30. Quiconque sollicite l'enregistrement d'une marque de commerce produit au bureau du registraire une demande renfermant_:

[...]

b) dans le cas d'une marque de commerce qui a été employée au Canada, la date à compter de laquelle le requérant ou ses prédécesseurs en titre désignés, le cas échéant, ont ainsi employé la marque de commerce en liaison avec chacune des catégories générales de marchandises ou services décrites dans la demande;

[...]

30. An applicant for the registration of a trade-mark shall file with the Registrar an application containing

...

(b) in the case of a trade-mark that has been used in Canada, the date from which the applicant or his named predecessors in title, if any, have so used the trade-mark in association with each of the general classes of wares or services described in the application;

...


QUESTIONS EN LITIGE

En appel, l'appelante soulève la question suivante :

La demande d'enregistrement de la marque de l'appelante respectait-elle l'alinéa 30b) de la Loi vu l'emploi par le détenteur exclusif d'une licence obtenue du prédécesseur en titre de l'appelante, emploi qui profite à l'appelante?

En appel, l'intimée soulève la question suivante :

La décision du registraire était-elle erronée en ce qui concerne la confusion?


ANALYSE

Alinéa 30b)

[1]                L'appelante soutient que la Cour peut substituer sa décision à celle du registraire si ce dernier a tiré une conclusion erronée ou si, en appel, il y a dépôt d'une preuve additionnelle qui aurait pu avoir un effet sur les conclusions du registraire ou sur l'exercice de son pouvoir discrétionnaire (Brasseries Molson c. John Labatt Ltd., [2000] C.F. 145, par. [51], 2000, 5 C.P.R. (4th) 180, 196 (C.A.F.)).

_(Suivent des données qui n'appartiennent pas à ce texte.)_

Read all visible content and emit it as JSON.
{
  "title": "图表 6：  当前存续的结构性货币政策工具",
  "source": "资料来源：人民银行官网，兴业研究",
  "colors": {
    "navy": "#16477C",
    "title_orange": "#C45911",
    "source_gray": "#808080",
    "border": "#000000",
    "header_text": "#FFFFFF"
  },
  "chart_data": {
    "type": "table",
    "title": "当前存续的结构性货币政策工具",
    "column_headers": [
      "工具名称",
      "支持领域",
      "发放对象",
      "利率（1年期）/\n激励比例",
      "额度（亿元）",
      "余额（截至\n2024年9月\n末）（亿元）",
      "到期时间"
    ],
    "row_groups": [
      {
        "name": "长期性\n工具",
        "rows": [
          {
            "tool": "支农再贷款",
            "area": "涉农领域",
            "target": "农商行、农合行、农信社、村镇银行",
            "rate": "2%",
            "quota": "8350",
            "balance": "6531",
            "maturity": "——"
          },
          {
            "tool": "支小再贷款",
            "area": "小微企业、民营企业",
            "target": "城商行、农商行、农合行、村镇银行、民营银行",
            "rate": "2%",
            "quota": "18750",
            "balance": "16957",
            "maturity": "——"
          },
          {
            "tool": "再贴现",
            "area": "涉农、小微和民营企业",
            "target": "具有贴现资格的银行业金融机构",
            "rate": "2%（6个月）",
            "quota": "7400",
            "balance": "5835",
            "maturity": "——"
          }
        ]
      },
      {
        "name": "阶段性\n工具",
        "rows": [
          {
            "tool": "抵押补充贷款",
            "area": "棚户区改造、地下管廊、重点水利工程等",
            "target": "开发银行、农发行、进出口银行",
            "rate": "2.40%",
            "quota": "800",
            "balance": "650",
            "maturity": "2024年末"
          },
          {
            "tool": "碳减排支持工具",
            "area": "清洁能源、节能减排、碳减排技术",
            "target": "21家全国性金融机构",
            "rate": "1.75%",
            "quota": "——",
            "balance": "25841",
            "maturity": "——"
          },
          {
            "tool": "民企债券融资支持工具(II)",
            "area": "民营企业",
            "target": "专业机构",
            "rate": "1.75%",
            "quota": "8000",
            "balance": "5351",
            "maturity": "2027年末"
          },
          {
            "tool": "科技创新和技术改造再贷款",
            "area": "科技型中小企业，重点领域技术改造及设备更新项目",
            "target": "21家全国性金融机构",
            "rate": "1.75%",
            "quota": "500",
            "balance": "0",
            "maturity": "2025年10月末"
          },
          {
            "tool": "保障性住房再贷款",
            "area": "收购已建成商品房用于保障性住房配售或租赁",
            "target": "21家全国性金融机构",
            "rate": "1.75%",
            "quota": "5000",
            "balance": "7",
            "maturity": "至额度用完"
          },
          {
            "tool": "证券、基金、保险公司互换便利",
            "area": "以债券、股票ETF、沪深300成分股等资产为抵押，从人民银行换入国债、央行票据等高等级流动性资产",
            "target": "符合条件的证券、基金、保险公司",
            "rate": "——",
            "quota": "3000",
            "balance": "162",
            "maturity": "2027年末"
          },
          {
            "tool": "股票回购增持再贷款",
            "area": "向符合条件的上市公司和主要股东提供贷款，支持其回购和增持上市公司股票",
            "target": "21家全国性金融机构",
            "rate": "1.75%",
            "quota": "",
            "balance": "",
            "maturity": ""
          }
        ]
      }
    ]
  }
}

[2]                L'appelante soutient que la preuve additionnelle, c'est-à-dire l'affidavit de M. Lino Fornari (fait sous serment le 16 avril 2002) qu'elle a déposé dans le présent appel, répond à l'ambiguïté soulevée dans sa décision par le registraire en ce qui concerne l'alinéa 30b) de la Loi.

[3]                L'appelante affirme que, le 1er janvier 1994 et le 23 mars 1995, Ubi-Maior était le détenteur exclusif d'une licence d'Edit, le prédécesseur en titre de l'appelante, et qu'elle a fabriqué et vendu les marchandises.

[4]                La facture d'Ubi-Maior en date du 23 mars 1995 concerne une commande passée le 7 octobre 1994 relativement à des marchandises qui ont été livrées au Canada le 23 mars 1995, à Aldo, un détaillant canadien.

[5]                La marque de l'appelante était apposée sur les marchandises livrées le 23 mars 1995 à Aldo, au Canada.

[6]                C'est pourquoi l'appelante affirme que sa marque a été employée en liaison avec les marchandises par le détenteur exclusif d'une licence de son prédécesseur en titre, Edit, qui avait le contrôle sur la nature ou la qualité des marchandises. Selon l'appelante, un tel emploi profite au propriétaire de sa marque, qu'une marque de commerce ait ou non été enregistrée.

[7]                L'intimée soutient que l'appelante n'a pas déposé en appel une preuve de fond additionnelle qui aurait pu avoir un effet sur la décision du registraire en l'espèce.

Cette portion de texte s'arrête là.